In a drab Senate hearing room fittingly dominated by a vast map of the world, witnesses gave the first public testimony last week in the biggest and most brazen financial scandal of all time. Speaking in blunt terms that brought gasps from the packed chamber, they charged what TIME and other media reported in July: the criminal enterprise known as the Bank of Credit & Commerce International thrived as a $20 billion worldwide cash conduit for thugs ranging from terrorists to narcotraficantes, while Washington and other capitals turned a blind eye. "This is a story of big-time, big-money con artists," said Massachusetts Democrat John Kerry, chairman of the Senate Foreign Relations subcommittee that held the two-day hearings. "It's a story of international lawlessness and extraordinary greed, which is becoming the centerpiece of recent history."

The sessions were part of a global offensive of probes and law-enforcement actions against the rogue bank, which regulators seized last month in most of the 69 countries where it operated.
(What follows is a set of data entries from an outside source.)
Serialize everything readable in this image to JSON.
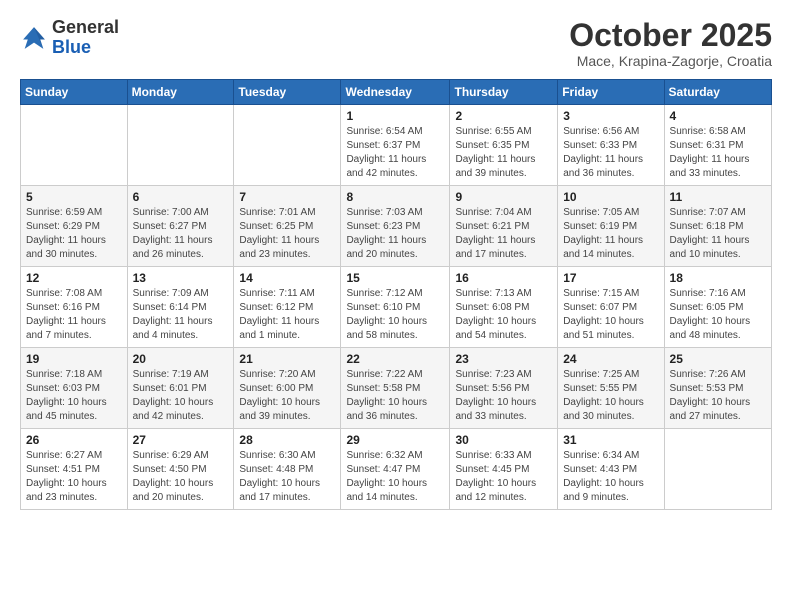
{
  "logo": {
    "general": "General",
    "blue": "Blue"
  },
  "header": {
    "month": "October 2025",
    "location": "Mace, Krapina-Zagorje, Croatia"
  },
  "weekdays": [
    "Sunday",
    "Monday",
    "Tuesday",
    "Wednesday",
    "Thursday",
    "Friday",
    "Saturday"
  ],
  "weeks": [
    [
      {
        "day": "",
        "info": ""
      },
      {
        "day": "",
        "info": ""
      },
      {
        "day": "",
        "info": ""
      },
      {
        "day": "1",
        "info": "Sunrise: 6:54 AM\nSunset: 6:37 PM\nDaylight: 11 hours and 42 minutes."
      },
      {
        "day": "2",
        "info": "Sunrise: 6:55 AM\nSunset: 6:35 PM\nDaylight: 11 hours and 39 minutes."
      },
      {
        "day": "3",
        "info": "Sunrise: 6:56 AM\nSunset: 6:33 PM\nDaylight: 11 hours and 36 minutes."
      },
      {
        "day": "4",
        "info": "Sunrise: 6:58 AM\nSunset: 6:31 PM\nDaylight: 11 hours and 33 minutes."
      }
    ],
    [
      {
        "day": "5",
        "info": "Sunrise: 6:59 AM\nSunset: 6:29 PM\nDaylight: 11 hours and 30 minutes."
      },
      {
        "day": "6",
        "info": "Sunrise: 7:00 AM\nSunset: 6:27 PM\nDaylight: 11 hours and 26 minutes."
      },
      {
        "day": "7",
        "info": "Sunrise: 7:01 AM\nSunset: 6:25 PM\nDaylight: 11 hours and 23 minutes."
      },
      {
        "day": "8",
        "info": "Sunrise: 7:03 AM\nSunset: 6:23 PM\nDaylight: 11 hours and 20 minutes."
      },
      {
        "day": "9",
        "info": "Sunrise: 7:04 AM\nSunset: 6:21 PM\nDaylight: 11 hours and 17 minutes."
      },
      {
        "day": "10",
        "info": "Sunrise: 7:05 AM\nSunset: 6:19 PM\nDaylight: 11 hours and 14 minutes."
      },
      {
        "day": "11",
        "info": "Sunrise: 7:07 AM\nSunset: 6:18 PM\nDaylight: 11 hours and 10 minutes."
      }
    ],
    [
      {
        "day": "12",
        "info": "Sunrise: 7:08 AM\nSunset: 6:16 PM\nDaylight: 11 hours and 7 minutes."
      },
      {
        "day": "13",
        "info": "Sunrise: 7:09 AM\nSunset: 6:14 PM\nDaylight: 11 hours and 4 minutes."
      },
      {
        "day": "14",
        "info": "Sunrise: 7:11 AM\nSunset: 6:12 PM\nDaylight: 11 hours and 1 minute."
      },
      {
        "day": "15",
        "info": "Sunrise: 7:12 AM\nSunset: 6:10 PM\nDaylight: 10 hours and 58 minutes."
      },
      {
        "day": "16",
        "info": "Sunrise: 7:13 AM\nSunset: 6:08 PM\nDaylight: 10 hours and 54 minutes."
      },
      {
        "day": "17",
        "info": "Sunrise: 7:15 AM\nSunset: 6:07 PM\nDaylight: 10 hours and 51 minutes."
      },
      {
        "day": "18",
        "info": "Sunrise: 7:16 AM\nSunset: 6:05 PM\nDaylight: 10 hours and 48 minutes."
      }
    ],
    [
      {
        "day": "19",
        "info": "Sunrise: 7:18 AM\nSunset: 6:03 PM\nDaylight: 10 hours and 45 minutes."
      },
      {
        "day": "20",
        "info": "Sunrise: 7:19 AM\nSunset: 6:01 PM\nDaylight: 10 hours and 42 minutes."
      },
      {
        "day": "21",
        "info": "Sunrise: 7:20 AM\nSunset: 6:00 PM\nDaylight: 10 hours and 39 minutes."
      },
      {
        "day": "22",
        "info": "Sunrise: 7:22 AM\nSunset: 5:58 PM\nDaylight: 10 hours and 36 minutes."
      },
      {
        "day": "23",
        "info": "Sunrise: 7:23 AM\nSunset: 5:56 PM\nDaylight: 10 hours and 33 minutes."
      },
      {
        "day": "24",
        "info": "Sunrise: 7:25 AM\nSunset: 5:55 PM\nDaylight: 10 hours and 30 minutes."
      },
      {
        "day": "25",
        "info": "Sunrise: 7:26 AM\nSunset: 5:53 PM\nDaylight: 10 hours and 27 minutes."
      }
    ],
    [
      {
        "day": "26",
        "info": "Sunrise: 6:27 AM\nSunset: 4:51 PM\nDaylight: 10 hours and 23 minutes."
      },
      {
        "day": "27",
        "info": "Sunrise: 6:29 AM\nSunset: 4:50 PM\nDaylight: 10 hours and 20 minutes."
      },
      {
        "day": "28",
        "info": "Sunrise: 6:30 AM\nSunset: 4:48 PM\nDaylight: 10 hours and 17 minutes."
      },
      {
        "day": "29",
        "info": "Sunrise: 6:32 AM\nSunset: 4:47 PM\nDaylight: 10 hours and 14 minutes."
      },
      {
        "day": "30",
        "info": "Sunrise: 6:33 AM\nSunset: 4:45 PM\nDaylight: 10 hours and 12 minutes."
      },
      {
        "day": "31",
        "info": "Sunrise: 6:34 AM\nSunset: 4:43 PM\nDaylight: 10 hours and 9 minutes."
      },
      {
        "day": "",
        "info": ""
      }
    ]
  ]
}
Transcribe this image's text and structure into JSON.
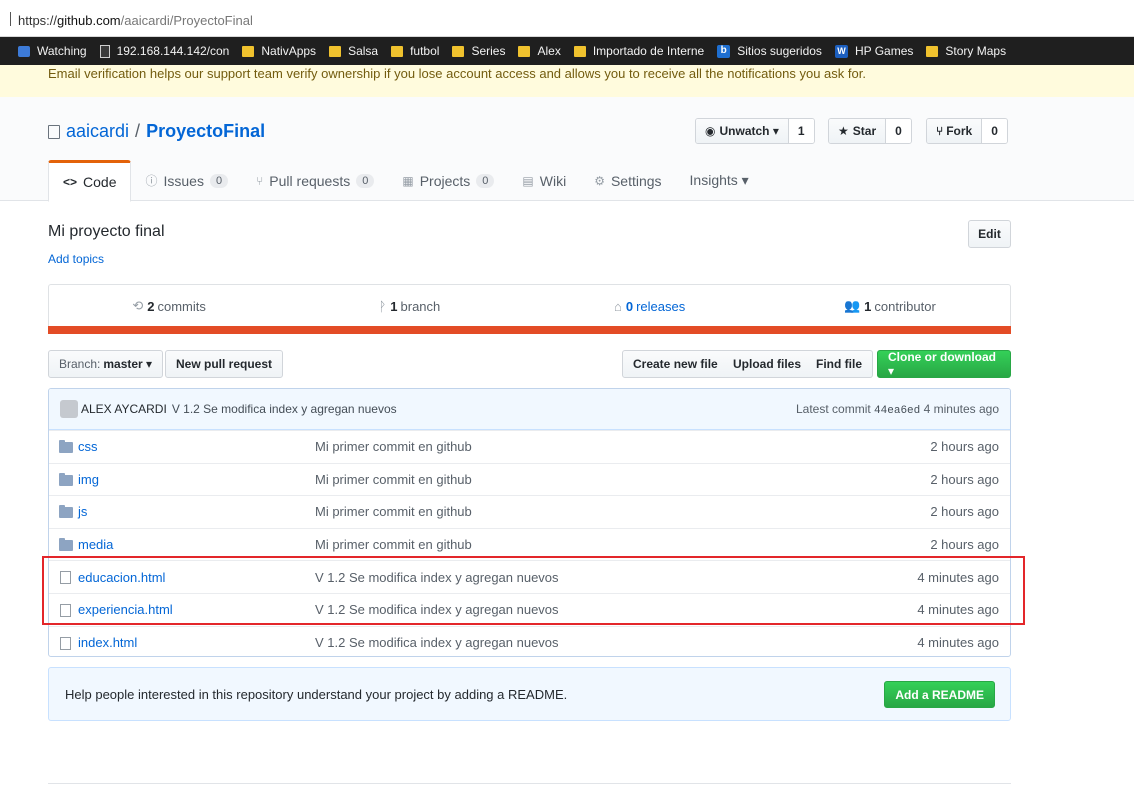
{
  "browser": {
    "url_scheme": "https://",
    "url_host": "github.com",
    "url_path": "/aaicardi/ProyectoFinal"
  },
  "bookmarks": [
    {
      "label": "Watching",
      "icon": "watch-icon"
    },
    {
      "label": "192.168.144.142/con",
      "icon": "page-icon"
    },
    {
      "label": "NativApps",
      "icon": "folder-icon"
    },
    {
      "label": "Salsa",
      "icon": "folder-icon"
    },
    {
      "label": "futbol",
      "icon": "folder-icon"
    },
    {
      "label": "Series",
      "icon": "folder-icon"
    },
    {
      "label": "Alex",
      "icon": "folder-icon"
    },
    {
      "label": "Importado de Interne",
      "icon": "folder-icon"
    },
    {
      "label": "Sitios sugeridos",
      "icon": "bing-icon"
    },
    {
      "label": "HP Games",
      "icon": "hp-icon"
    },
    {
      "label": "Story Maps",
      "icon": "folder-icon"
    }
  ],
  "flash": {
    "text": "Email verification helps our support team verify ownership if you lose account access and allows you to receive all the notifications you ask for."
  },
  "repo": {
    "owner": "aaicardi",
    "separator": "/",
    "name": "ProyectoFinal",
    "description": "Mi proyecto final",
    "add_topics": "Add topics",
    "edit_label": "Edit"
  },
  "actions": {
    "watch_label": "Unwatch ▾",
    "watch_count": "1",
    "star_label": "Star",
    "star_count": "0",
    "fork_label": "Fork",
    "fork_count": "0"
  },
  "tabs": [
    {
      "label": "Code",
      "icon": "<>",
      "counter": null
    },
    {
      "label": "Issues",
      "icon": "ⓘ",
      "counter": "0"
    },
    {
      "label": "Pull requests",
      "icon": "⑂",
      "counter": "0"
    },
    {
      "label": "Projects",
      "icon": "▦",
      "counter": "0"
    },
    {
      "label": "Wiki",
      "icon": "▤",
      "counter": null
    },
    {
      "label": "Settings",
      "icon": "⚙",
      "counter": null
    },
    {
      "label": "Insights ▾",
      "icon": "",
      "counter": null
    }
  ],
  "summary": {
    "commits_num": "2",
    "commits_label": "commits",
    "branch_num": "1",
    "branch_label": "branch",
    "releases_num": "0",
    "releases_label": "releases",
    "contributors_num": "1",
    "contributors_label": "contributor",
    "language_color": "#e34c26"
  },
  "filenav": {
    "branch_prefix": "Branch:",
    "branch_name": "master ▾",
    "new_pr": "New pull request",
    "create_file": "Create new file",
    "upload_files": "Upload files",
    "find_file": "Find file",
    "clone": "Clone or download ▾"
  },
  "latest_commit": {
    "author": "ALEX AYCARDI",
    "message": "V 1.2 Se modifica index y agregan nuevos",
    "prefix": "Latest commit",
    "sha": "44ea6ed",
    "age": "4 minutes ago"
  },
  "files": [
    {
      "name": "css",
      "type": "dir",
      "message": "Mi primer commit en github",
      "age": "2 hours ago"
    },
    {
      "name": "img",
      "type": "dir",
      "message": "Mi primer commit en github",
      "age": "2 hours ago"
    },
    {
      "name": "js",
      "type": "dir",
      "message": "Mi primer commit en github",
      "age": "2 hours ago"
    },
    {
      "name": "media",
      "type": "dir",
      "message": "Mi primer commit en github",
      "age": "2 hours ago"
    },
    {
      "name": "educacion.html",
      "type": "file",
      "message": "V 1.2 Se modifica index y agregan nuevos",
      "age": "4 minutes ago"
    },
    {
      "name": "experiencia.html",
      "type": "file",
      "message": "V 1.2 Se modifica index y agregan nuevos",
      "age": "4 minutes ago"
    },
    {
      "name": "index.html",
      "type": "file",
      "message": "V 1.2 Se modifica index y agregan nuevos",
      "age": "4 minutes ago"
    }
  ],
  "readme": {
    "text": "Help people interested in this repository understand your project by adding a README.",
    "button": "Add a README"
  },
  "colors": {
    "highlight": "#e3262a",
    "accent": "#0366d6",
    "green": "#28a745"
  }
}
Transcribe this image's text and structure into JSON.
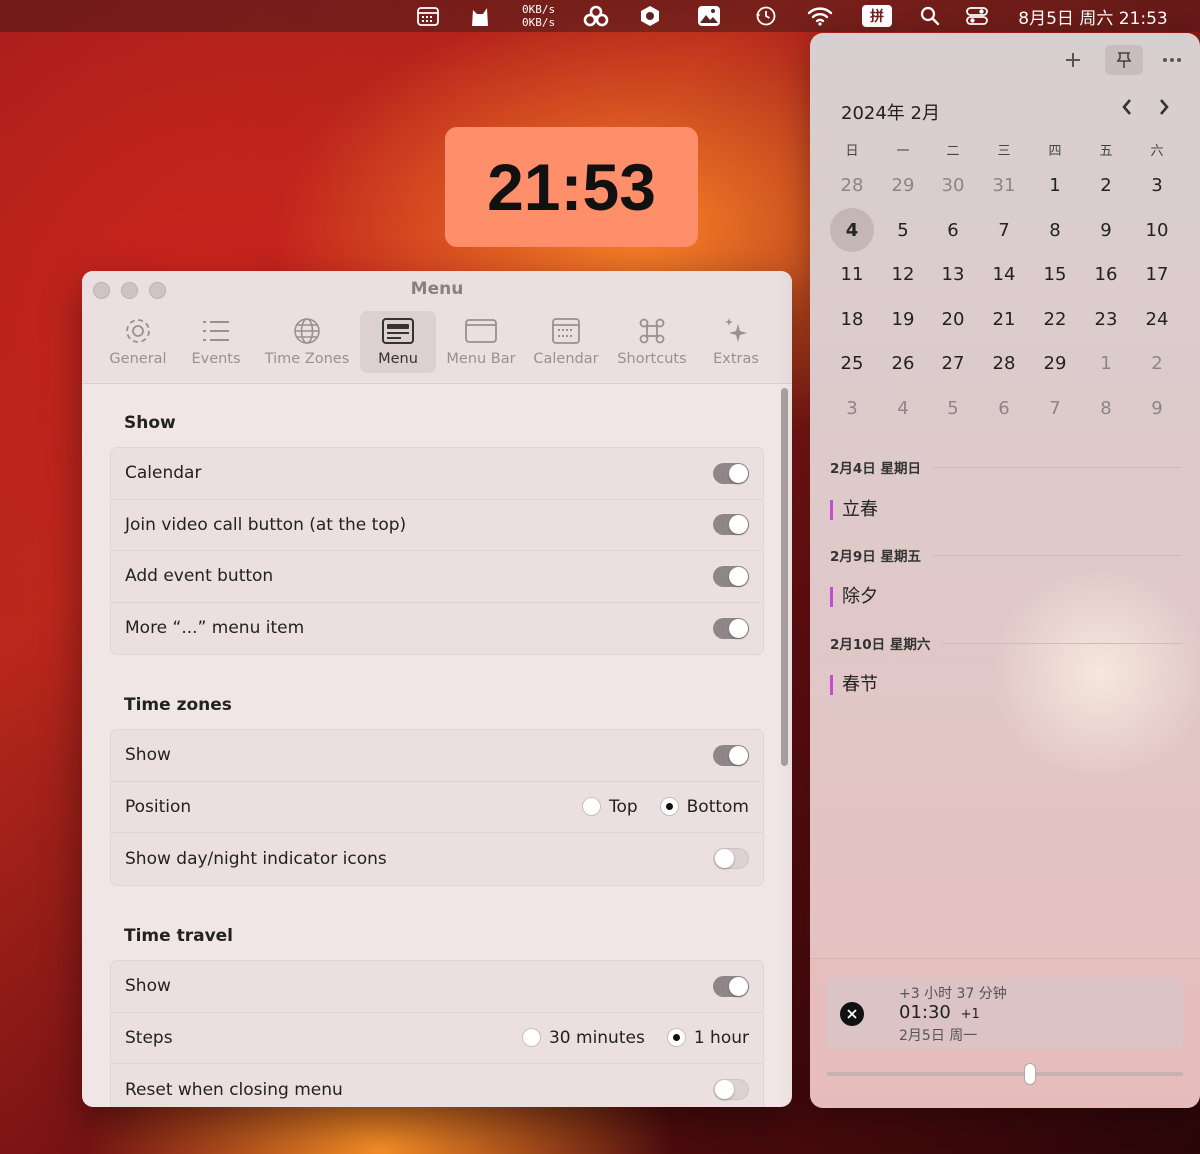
{
  "menubar": {
    "net_up": "0KB/s",
    "net_down": "0KB/s",
    "ime": "拼",
    "clock": "8月5日 周六  21:53"
  },
  "clock_widget": {
    "time": "21:53"
  },
  "settings": {
    "title": "Menu",
    "tabs": [
      {
        "label": "General",
        "icon": "gear-icon"
      },
      {
        "label": "Events",
        "icon": "list-icon"
      },
      {
        "label": "Time Zones",
        "icon": "globe-icon"
      },
      {
        "label": "Menu",
        "icon": "menu-icon",
        "active": true
      },
      {
        "label": "Menu Bar",
        "icon": "window-icon"
      },
      {
        "label": "Calendar",
        "icon": "calendar-icon"
      },
      {
        "label": "Shortcuts",
        "icon": "command-icon"
      },
      {
        "label": "Extras",
        "icon": "sparkles-icon"
      }
    ],
    "show": {
      "title": "Show",
      "items": [
        {
          "label": "Calendar",
          "on": true
        },
        {
          "label": "Join video call button (at the top)",
          "on": true
        },
        {
          "label": "Add event button",
          "on": true
        },
        {
          "label": "More “...” menu item",
          "on": true
        }
      ]
    },
    "timezones": {
      "title": "Time zones",
      "show_label": "Show",
      "show_on": true,
      "position_label": "Position",
      "position_options": [
        "Top",
        "Bottom"
      ],
      "position_selected": "Bottom",
      "daynight_label": "Show day/night indicator icons",
      "daynight_on": false
    },
    "timetravel": {
      "title": "Time travel",
      "show_label": "Show",
      "show_on": true,
      "steps_label": "Steps",
      "steps_options": [
        "30 minutes",
        "1 hour"
      ],
      "steps_selected": "1 hour",
      "reset_label": "Reset when closing menu",
      "reset_on": false
    }
  },
  "calendar": {
    "month_label": "2024年 2月",
    "weekdays": [
      "日",
      "一",
      "二",
      "三",
      "四",
      "五",
      "六"
    ],
    "weeks": [
      [
        {
          "d": "28",
          "m": true
        },
        {
          "d": "29",
          "m": true
        },
        {
          "d": "30",
          "m": true
        },
        {
          "d": "31",
          "m": true
        },
        {
          "d": "1"
        },
        {
          "d": "2"
        },
        {
          "d": "3"
        }
      ],
      [
        {
          "d": "4",
          "t": true
        },
        {
          "d": "5"
        },
        {
          "d": "6"
        },
        {
          "d": "7"
        },
        {
          "d": "8"
        },
        {
          "d": "9"
        },
        {
          "d": "10"
        }
      ],
      [
        {
          "d": "11"
        },
        {
          "d": "12"
        },
        {
          "d": "13"
        },
        {
          "d": "14"
        },
        {
          "d": "15"
        },
        {
          "d": "16"
        },
        {
          "d": "17"
        }
      ],
      [
        {
          "d": "18"
        },
        {
          "d": "19"
        },
        {
          "d": "20"
        },
        {
          "d": "21"
        },
        {
          "d": "22"
        },
        {
          "d": "23"
        },
        {
          "d": "24"
        }
      ],
      [
        {
          "d": "25"
        },
        {
          "d": "26"
        },
        {
          "d": "27"
        },
        {
          "d": "28"
        },
        {
          "d": "29"
        },
        {
          "d": "1",
          "m": true
        },
        {
          "d": "2",
          "m": true
        }
      ],
      [
        {
          "d": "3",
          "m": true
        },
        {
          "d": "4",
          "m": true
        },
        {
          "d": "5",
          "m": true
        },
        {
          "d": "6",
          "m": true
        },
        {
          "d": "7",
          "m": true
        },
        {
          "d": "8",
          "m": true
        },
        {
          "d": "9",
          "m": true
        }
      ]
    ],
    "events": [
      {
        "date": "2月4日  星期日",
        "title": "立春"
      },
      {
        "date": "2月9日  星期五",
        "title": "除夕"
      },
      {
        "date": "2月10日  星期六",
        "title": "春节"
      }
    ],
    "event_color": "#c44bd6",
    "time_travel": {
      "offset": "+3 小时 37 分钟",
      "time": "01:30",
      "day_offset": "+1",
      "date": "2月5日 周一",
      "slider_fraction": 0.57
    }
  }
}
The latest moves shed harsh new light on the shadowy institution and brought it fully and irrevocably into the public arena, where it promises to become a hot political issue in the U.S. and elsewhere for months to come. Among last week's developments:

-- A New York State grand jury indicted B.C.C.I. and its two principal officers for fraud, bribery, grand larceny and money laundering after a two- year investigation led by Manhattan District Attorney Robert Morgenthau. B.C.C.I., said Morgenthau, had looted depositors of more than $5 billion in "the largest bank fraud in world history." Named as defendants were Agha Hasan Abedi, the Pakistani founder of B.C.C.I., and countryman Swaleh Naqvi, who had been the bank's chief operating officer. But bringing the pair to trial could prove impossible. Pakistan said last week it will refuse to extradite the ailing Abedi, 68, who is a hero in his homeland for organizing the Third World's largest bank.

-- The Federal Reserve Board fined B.C.C.I. $200 million for illegally acquiring control of three prominent U.S. banking institutions. Chief among them was First American Bankshares, Washington's largest bank holding company, which is headed by former Defense Secretary Clark Clifford and his law partner Robert Altman. Clifford and Altman, who served as attorneys for B.C.C.I. throughout the 1980s, have denied knowing it owned First American. The other two secretly owned banks were the National Bank of Georgia, which Ghaith Pharaon, a Saudi tycoon and B.C.C.I. front man, acquired from Carter Administration official Bert Lance, and Miami's CenTrust Savings. Pharaon used B.C.C.I. funds to become a partner of financier David Paul, who built CenTrust into a giant house of cards before it collapsed last year at a cost to taxpayers of more than $1.7 billion.